Très fort aussi le passage au sujet du vide qui commence par: "J'ai compris qu'il était comme toi".
Oui, le pervers narcissique est une coquille "vide" qui se nourrit de la force vitale de l'autre, "qui s'infiltre dans les interstices". Oui, c'est très bien dit.

La personnification du vide se poursuit avec "Ses mensonges ont chassé les tiens..."
Le vide est un nouveau bourreau qui déchire la narratrice. Toujours des images très fortes: les "morceaux d'abîmes éparpillés". "L'élancement familier du supplice qui reprend sa place", c'est également très bien dit.
Puis, la douleur "armée, prête à flinguer le peu qu'il reste du néant".

Ensuite, terrible le dernier paragraphe. On se croirait dans une nouvelle dans un style fantastique et cauchemardesque. C'est angoissant et glauque avec cette répétition un peu sado-maso de "J'en ai envie" ,et glaçant ce "découdre toutes mes déchirures". Par contre, j'aurais peut-être dit "découdre toutes mes cicatrices" puisque la narratrice a passé des années à essayer de colmater les plaies..."...stérilisé, cautérisé."

Enfin, inattendue et effrayante la chute. ça fait froid dans le dos, on se croirait dans un mélange de nouvelle fantastique à la Maupassant et d'univers glauque et psychologique à la Stephen king.

En somme, un réel talent de nouvelliste dans le registre du cauchemar et du thriller psychologique.

   Wencreeft   
4/3/2021
 a aimé ce texte 
Beaucoup
Belle puissance trouvée dans ce texte qui ronge le cœur et l'esprit, ce texte presque autodestructeur.

Votre style ténébreux, presque sépulcral, est très maitrisé : il y a indéniablement une (très) belle plume derrière cette ode à la souffrance.

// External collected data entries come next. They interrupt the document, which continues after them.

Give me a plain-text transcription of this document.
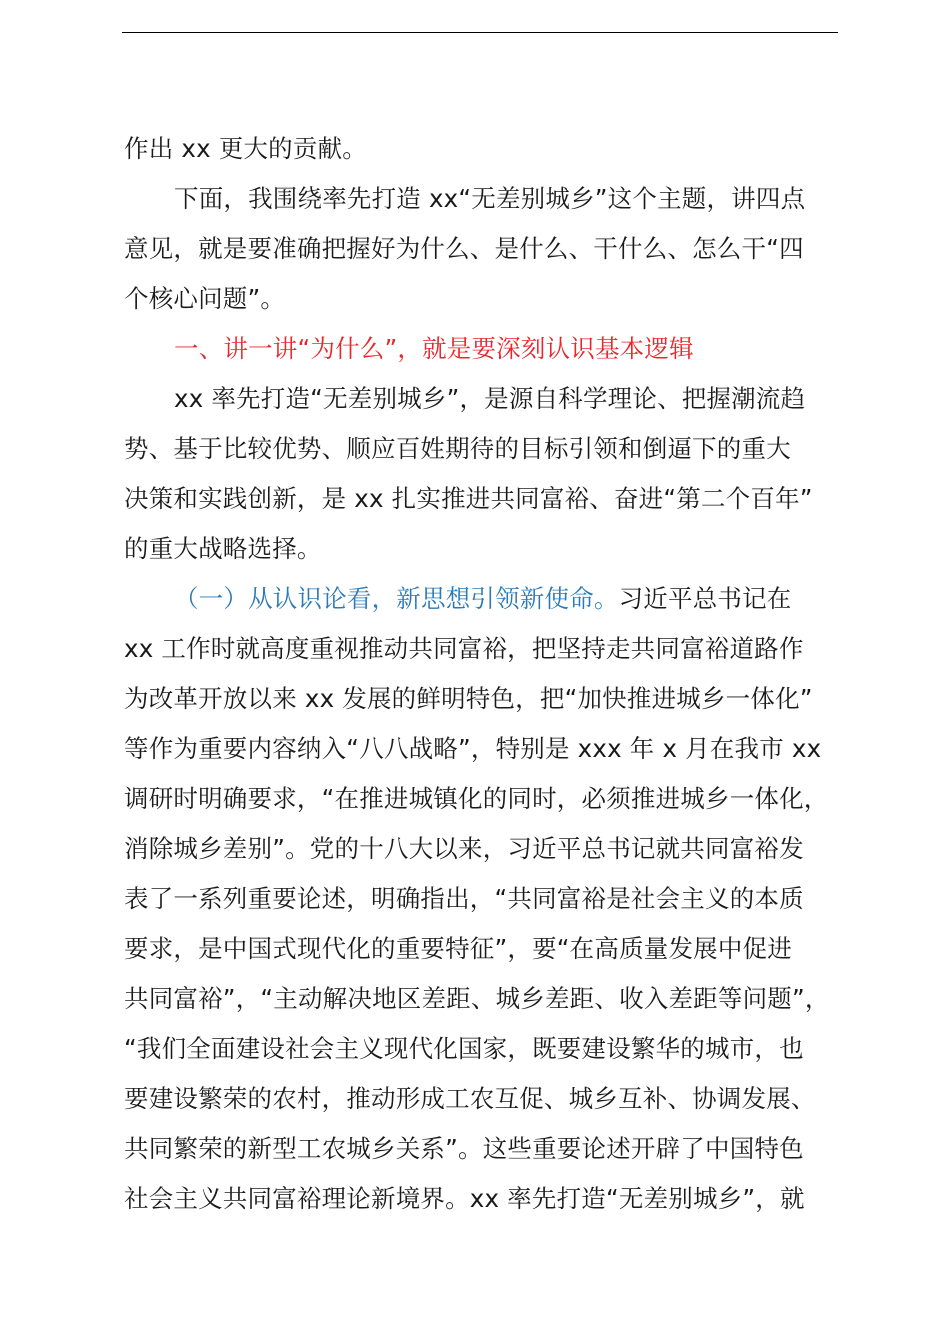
作出 xx 更大的贡献。
下面，我围绕率先打造 xx“无差别城乡”这个主题，讲四点
意见，就是要准确把握好为什么、是什么、干什么、怎么干“四
个核心问题”。
一、讲一讲“为什么”，就是要深刻认识基本逻辑
xx 率先打造“无差别城乡”，是源自科学理论、把握潮流趋
势、基于比较优势、顺应百姓期待的目标引领和倒逼下的重大
决策和实践创新，是 xx 扎实推进共同富裕、奋进“第二个百年”
的重大战略选择。
（一）从认识论看，新思想引领新使命。习近平总书记在
xx 工作时就高度重视推动共同富裕，把坚持走共同富裕道路作
为改革开放以来 xx 发展的鲜明特色，把“加快推进城乡一体化”
等作为重要内容纳入“八八战略”，特别是 xxx 年 x 月在我市 xx
调研时明确要求，“在推进城镇化的同时，必须推进城乡一体化，
消除城乡差别”。党的十八大以来，习近平总书记就共同富裕发
表了一系列重要论述，明确指出，“共同富裕是社会主义的本质
要求，是中国式现代化的重要特征”，要“在高质量发展中促进
共同富裕”，“主动解决地区差距、城乡差距、收入差距等问题”，
“我们全面建设社会主义现代化国家，既要建设繁华的城市，也
要建设繁荣的农村，推动形成工农互促、城乡互补、协调发展、
共同繁荣的新型工农城乡关系”。这些重要论述开辟了中国特色
社会主义共同富裕理论新境界。xx 率先打造“无差别城乡”，就
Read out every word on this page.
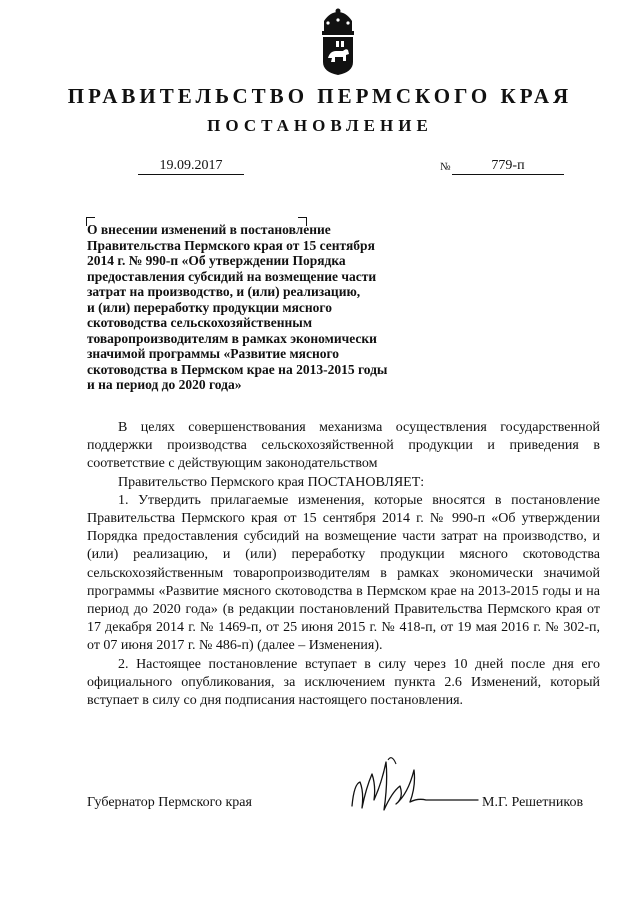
ПРАВИТЕЛЬСТВО ПЕРМСКОГО КРАЯ
ПОСТАНОВЛЕНИЕ
19.09.2017	№	779-п
О внесении изменений в постановление
Правительства Пермского края от 15 сентября
2014 г. № 990-п «Об утверждении Порядка
предоставления субсидий на возмещение части
затрат на производство, и (или) реализацию,
и (или) переработку продукции мясного
скотоводства сельскохозяйственным
товаропроизводителям в рамках экономически
значимой программы «Развитие мясного
скотоводства в Пермском крае на 2013-2015 годы
и на период до 2020 года»

В целях совершенствования механизма осуществления государственной поддержки производства сельскохозяйственной продукции и приведения в соответствие с действующим законодательством

Правительство Пермского края ПОСТАНОВЛЯЕТ:

1. Утвердить прилагаемые изменения, которые вносятся в постановление Правительства Пермского края от 15 сентября 2014 г. № 990-п «Об утверждении Порядка предоставления субсидий на возмещение части затрат на производство, и (или) реализацию, и (или) переработку продукции мясного скотоводства сельскохозяйственным товаропроизводителям в рамках экономически значимой программы «Развитие мясного скотоводства в Пермском крае на 2013-2015 годы и на период до 2020 года» (в редакции постановлений Правительства Пермского края от 17 декабря 2014 г. № 1469-п, от 25 июня 2015 г. № 418-п, от 19 мая 2016 г. № 302-п, от 07 июня 2017 г. № 486-п) (далее – Изменения).

2. Настоящее постановление вступает в силу через 10 дней после дня его официального опубликования, за исключением пункта 2.6 Изменений, который вступает в силу со дня подписания настоящего постановления.

Губернатор Пермского края	М.Г. Решетников
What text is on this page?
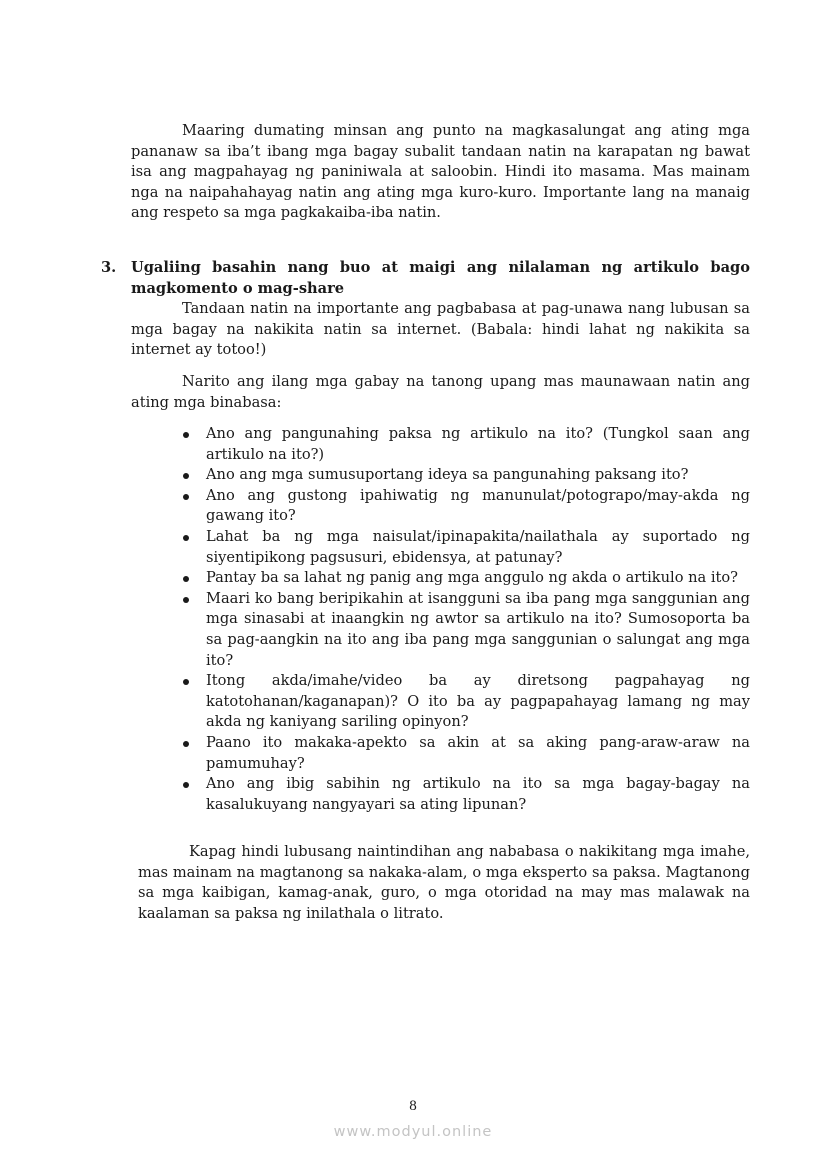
Maaring dumating minsan ang punto na magkasalungat ang ating mga pananaw sa iba’t ibang mga bagay subalit tandaan natin na karapatan ng bawat isa ang magpahayag ng paniniwala at saloobin. Hindi ito masama. Mas mainam nga na naipahahayag natin ang ating mga kuro-kuro. Importante lang na manaig ang respeto sa mga pagkakaiba-iba natin.

3. Ugaliing basahin nang buo at maigi ang nilalaman ng artikulo bago magkomento o mag-share

Tandaan natin na importante ang pagbabasa at pag-unawa nang lubusan sa mga bagay na nakikita natin sa internet. (Babala: hindi lahat ng nakikita sa internet ay totoo!)

Narito ang ilang mga gabay na tanong upang mas maunawaan natin ang ating mga binabasa:

Ano ang pangunahing paksa ng artikulo na ito? (Tungkol saan ang artikulo na ito?)
Ano ang mga sumusuportang ideya sa pangunahing paksang ito?
Ano ang gustong ipahiwatig ng manunulat/potograpo/may-akda ng gawang ito?
Lahat ba ng mga naisulat/ipinapakita/nailathala ay suportado ng siyentipikong pagsusuri, ebidensya, at patunay?
Pantay ba sa lahat ng panig ang mga anggulo ng akda o artikulo na ito?
Maari ko bang beripikahin at isangguni sa iba pang mga sanggunian ang mga sinasabi at inaangkin ng awtor sa artikulo na ito? Sumosoporta ba sa pag-aangkin na ito ang iba pang mga sanggunian o salungat ang mga ito?
Itong akda/imahe/video ba ay diretsong pagpahayag ng katotohanan/kaganapan)? O ito ba ay pagpapahayag lamang ng may akda ng kaniyang sariling opinyon?
Paano ito makaka-apekto sa akin at sa aking pang-araw-araw na pamumuhay?
Ano ang ibig sabihin ng artikulo na ito sa mga bagay-bagay na kasalukuyang nangyayari sa ating lipunan?

Kapag hindi lubusang naintindihan ang nababasa o nakikitang mga imahe, mas mainam na magtanong sa nakaka-alam, o mga eksperto sa paksa. Magtanong sa mga kaibigan, kamag-anak, guro, o mga otoridad na may mas malawak na kaalaman sa paksa ng inilathala o litrato.

8
www.modyul.online
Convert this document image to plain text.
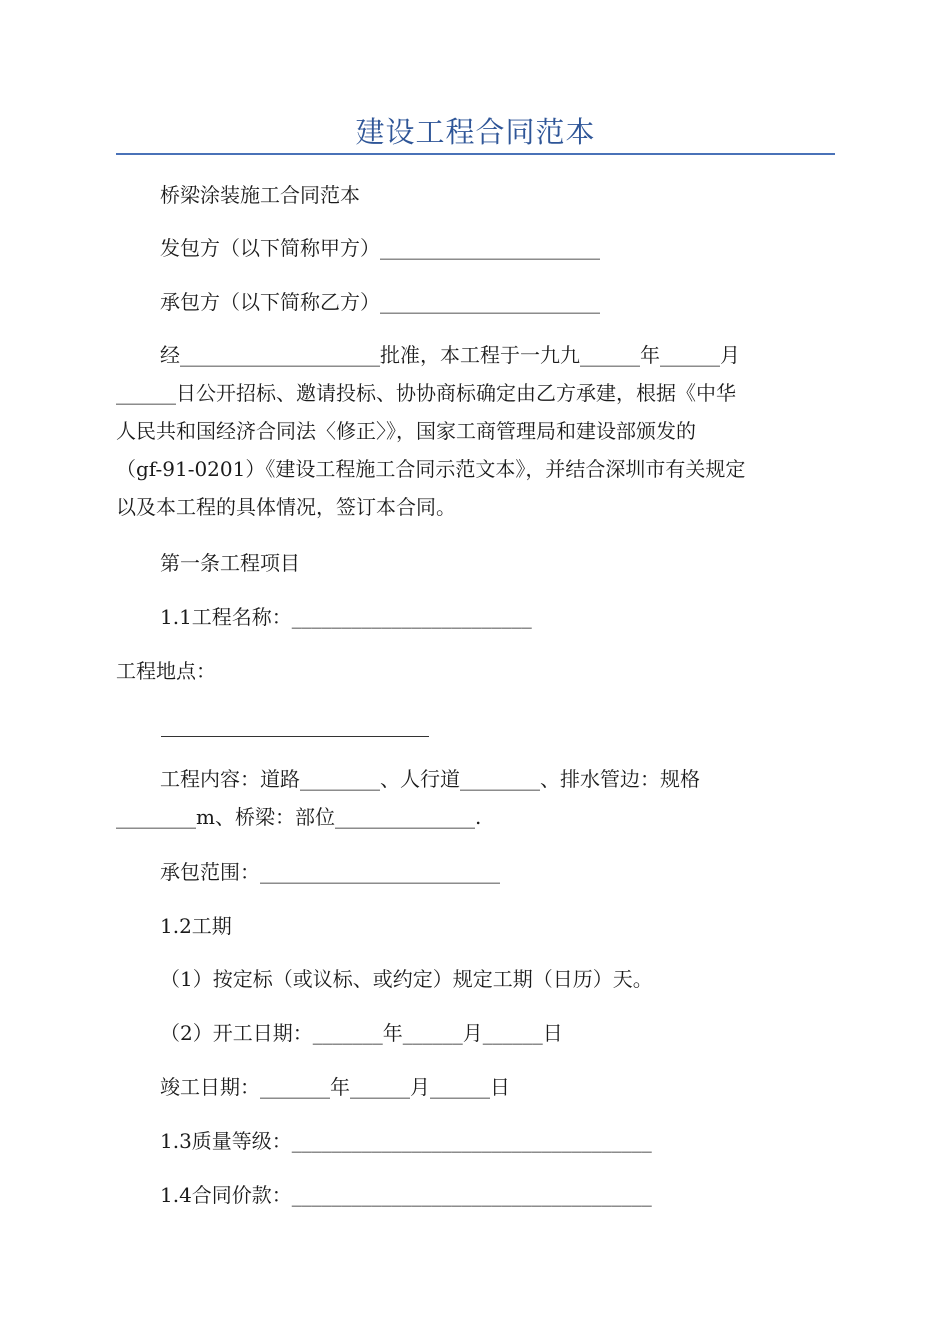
建设工程合同范本
桥梁涂装施工合同范本
发包方（以下简称甲方）______________________
承包方（以下简称乙方）______________________
经____________________批准，本工程于一九九______年______月
______日公开招标、邀请投标、协协商标确定由乙方承建，根据《中华
人民共和国经济合同法〈修正〉》，国家工商管理局和建设部颁发的
（gf-91-0201）《建设工程施工合同示范文本》，并结合深圳市有关规定
以及本工程的具体情况，签订本合同。
第一条工程项目
1.1工程名称：________________________
工程地点：
工程内容：道路________、人行道________、排水管边：规格
________m、桥梁：部位______________.
承包范围：________________________
1.2工期
（1）按定标（或议标、或约定）规定工期（日历）天。
（2）开工日期：_______年______月______日
竣工日期：_______年______月______日
1.3质量等级：____________________________________
1.4合同价款：____________________________________
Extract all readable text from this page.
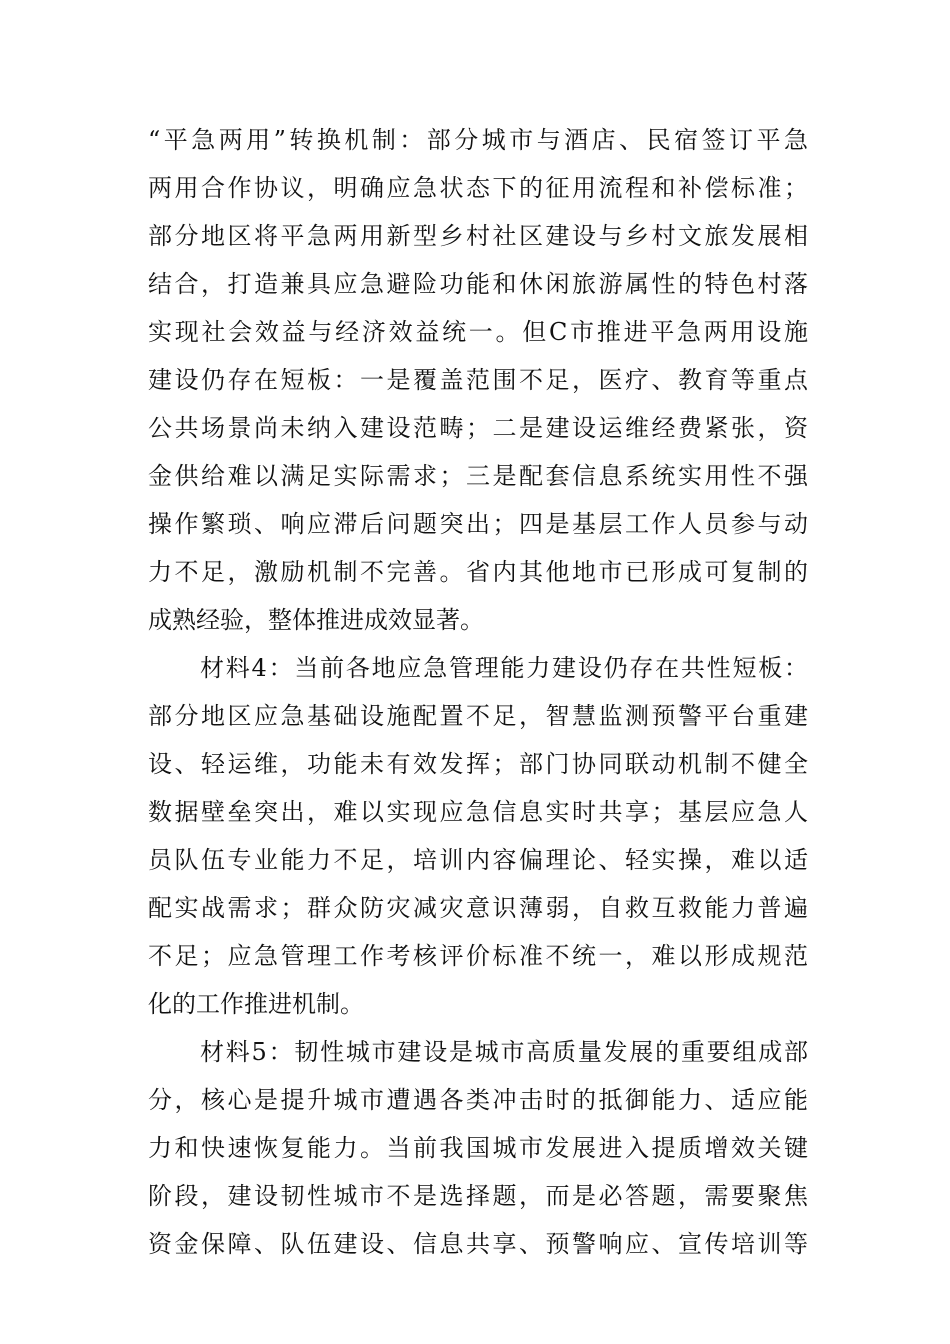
“平急两用”转换机制：部分城市与酒店、民宿签订平急
两用合作协议，明确应急状态下的征用流程和补偿标准；
部分地区将平急两用新型乡村社区建设与乡村文旅发展相
结合，打造兼具应急避险功能和休闲旅游属性的特色村落
实现社会效益与经济效益统一。但C市推进平急两用设施
建设仍存在短板：一是覆盖范围不足，医疗、教育等重点
公共场景尚未纳入建设范畴；二是建设运维经费紧张，资
金供给难以满足实际需求；三是配套信息系统实用性不强
操作繁琐、响应滞后问题突出；四是基层工作人员参与动
力不足，激励机制不完善。省内其他地市已形成可复制的
成熟经验，整体推进成效显著。
材料4：当前各地应急管理能力建设仍存在共性短板：
部分地区应急基础设施配置不足，智慧监测预警平台重建
设、轻运维，功能未有效发挥；部门协同联动机制不健全
数据壁垒突出，难以实现应急信息实时共享；基层应急人
员队伍专业能力不足，培训内容偏理论、轻实操，难以适
配实战需求；群众防灾减灾意识薄弱，自救互救能力普遍
不足；应急管理工作考核评价标准不统一，难以形成规范
化的工作推进机制。
材料5：韧性城市建设是城市高质量发展的重要组成部
分，核心是提升城市遭遇各类冲击时的抵御能力、适应能
力和快速恢复能力。当前我国城市发展进入提质增效关键
阶段，建设韧性城市不是选择题，而是必答题，需要聚焦
资金保障、队伍建设、信息共享、预警响应、宣传培训等
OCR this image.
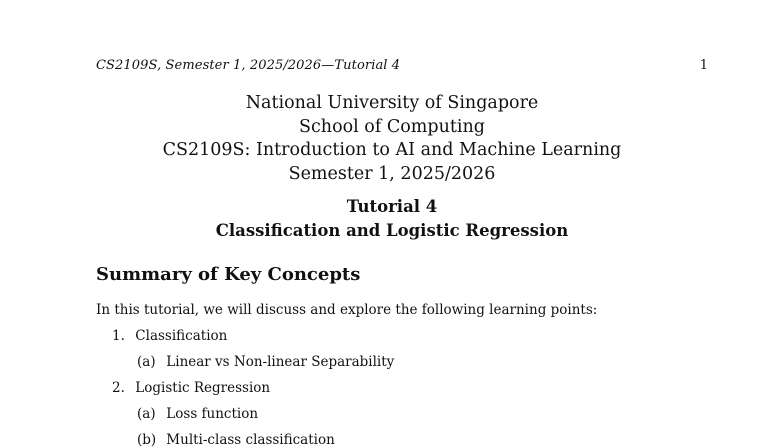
CS2109S, Semester 1, 2025/2026—Tutorial 4	1
National University of Singapore
School of Computing
CS2109S: Introduction to AI and Machine Learning
Semester 1, 2025/2026
Tutorial 4
Classification and Logistic Regression
Summary of Key Concepts
In this tutorial, we will discuss and explore the following learning points:
1. Classification
(a) Linear vs Non-linear Separability
2. Logistic Regression
(a) Loss function
(b) Multi-class classification
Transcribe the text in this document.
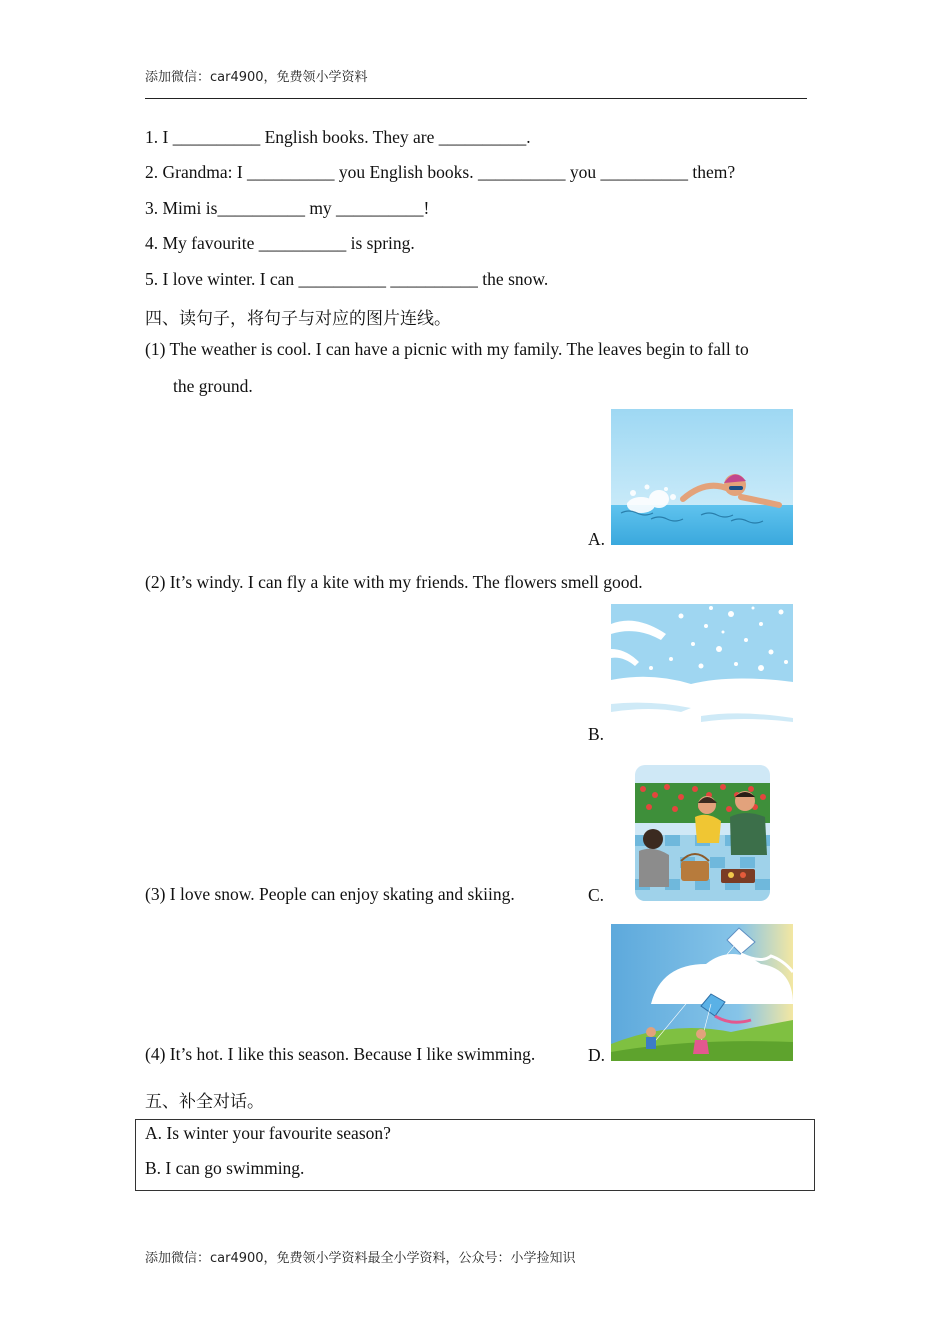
添加微信：car4900，免费领小学资料
1. I __________ English books. They are __________.
2. Grandma: I __________ you English books. __________ you __________ them?
3. Mimi is__________ my __________!
4. My favourite __________ is spring.
5. I love winter. I can __________ __________ the snow.
四、读句子，将句子与对应的图片连线。
(1) The weather is cool. I can have a picnic with my family. The leaves begin to fall to
the ground.
(2) It’s windy. I can fly a kite with my friends. The flowers smell good.
(3) I love snow. People can enjoy skating and skiing.
(4) It’s hot. I like this season. Because I like swimming.
A.
B.
C.
D.
五、补全对话。
A. Is winter your favourite season?
B. I can go swimming.
添加微信：car4900，免费领小学资料最全小学资料，公众号：小学捡知识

Cela dit, je soulève tout de même un bémol : le champ lexical sombre, maussade et désabusé en devient presque trop prégnant, trop uniforme, trop répétitif. Arrivé à la moitié du texte, le lecteur sait pertinemment à quelle sauce il va être mangé pour la seconde moitié. J'aurai simplement aimé un peu plus de surprise au fil de la lecture dans le choix des mots. Jusque dans les dernières lignes les stries sont "sanglantes", les plaies "à vif", les déchirures "à recoudre". C'est certes très efficace, mais cela très assez classique dans la formulation, et déjà largement exploité dans les lignes précédentes. Vous usez peut-être trop la corde du "dark style".

Ceci étant dit, j'ai tout de même été pris par ce cri de l'âme, qui caille la moelle. Par votre vide si longuement décrit. Vous usez, par fulgurances, d'une très belle poésie, brute et intense, comme ces passages :

le silence a dévoré l’écho des cris
--
hypocrite baratineur qui sème au vent ses belles promesses et qui se maquille d’habitudes
--
et surtout : à gratter les décombres en quête d’éclats d’âme


J'aurai bien vu ce passage dans un bon roman, au moment où le héro désabusé noie son affliction dans un Brandy, juste avant le délirium trémens. Cela en ferait un passage très envolé !

Je vous félicite pour ce texte d'une très belle facture. Je pense que chaque phrase a été ciselée avec soin et réflexion. Une harmonie presque malfaisante s'en dégage.

Au plaisir.

   hersen   
4/3/2021
 a aimé ce texte 
Beaucoup
L'emprise.
Il est très bien dit ici que si rien d'autre que le vide ne peut la remplacer, alors ce vide ne fera pas le poids.
les émotions fortes sont ce que l'on recherche.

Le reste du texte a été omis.